C’est l’automne sur la mer

Au large des bistrots gelés, sur le pont des canis, une table, une place, un palace de trottoir. On casse la croûte, on parle froid, on cause salé. Un ballon blanc, sec, amarré au bord des lèvres crues, se balance. On s’accrocherait bien une jolie p’tite muflée à l’âme, à nos amours.
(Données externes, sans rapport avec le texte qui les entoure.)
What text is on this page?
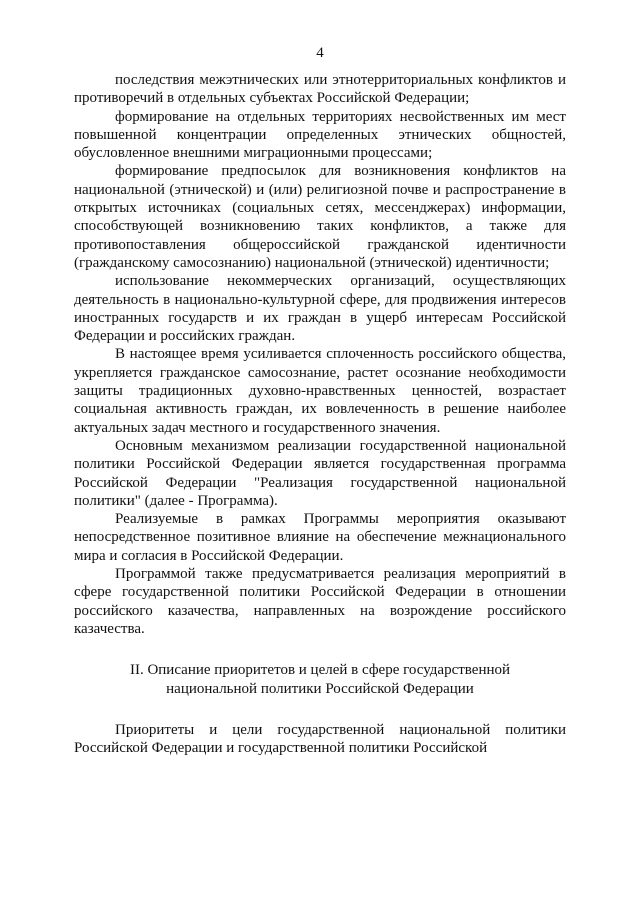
4

последствия межэтнических или этнотерриториальных конфликтов и противоречий в отдельных субъектах Российской Федерации;

формирование на отдельных территориях несвойственных им мест повышенной концентрации определенных этнических общностей, обусловленное внешними миграционными процессами;

формирование предпосылок для возникновения конфликтов на национальной (этнической) и (или) религиозной почве и распространение в открытых источниках (социальных сетях, мессенджерах) информации, способствующей возникновению таких конфликтов, а также для противопоставления общероссийской гражданской идентичности (гражданскому самосознанию) национальной (этнической) идентичности;

использование некоммерческих организаций, осуществляющих деятельность в национально-культурной сфере, для продвижения интересов иностранных государств и их граждан в ущерб интересам Российской Федерации и российских граждан.

В настоящее время усиливается сплоченность российского общества, укрепляется гражданское самосознание, растет осознание необходимости защиты традиционных духовно-нравственных ценностей, возрастает социальная активность граждан, их вовлеченность в решение наиболее актуальных задач местного и государственного значения.

Основным механизмом реализации государственной национальной политики Российской Федерации является государственная программа Российской Федерации "Реализация государственной национальной политики" (далее - Программа).

Реализуемые в рамках Программы мероприятия оказывают непосредственное позитивное влияние на обеспечение межнационального мира и согласия в Российской Федерации.

Программой также предусматривается реализация мероприятий в сфере государственной политики Российской Федерации в отношении российского казачества, направленных на возрождение российского казачества.

II. Описание приоритетов и целей в сфере государственной
национальной политики Российской Федерации

Приоритеты и цели государственной национальной политики Российской Федерации и государственной политики Российской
Comme ça, tout seul... Assis face au brouillard du boulevard... On s’f’rait bien marin de caniveau, marin de vin brut... On empoignerait bien une belle douzaine de crevettes grises avec un beurre breton tout rond... On sifflerait bien, fines et claires, les dernières arrivées sur l’étalage à poisson, là... Juste à deux mains du pourboire... On s’f’rait bien toute la Terre Neuve, le Grand Cap et les montagnes d’écumes en terrasse... On voudrait bien lever le pied de la manche, lever le pied d’une huître... Mais on s’retrouve tout bête, dans son blouson serré, à lever l’petit doigt : « Gar çon ! Un simple vin d’Espagne, please, et une pince de crabe nature »... Tout bête ! Même pas vu que le tourteau prenait du prix et perdait du poids... Même pas vu que les bulots ont quitté nos assiettes, que les huîtres ont largué leurs habits de nacre, et que les moules tombent une à une... Dans ta marinière mon pelot... Même pas vu... C’est l’automne sur la mer.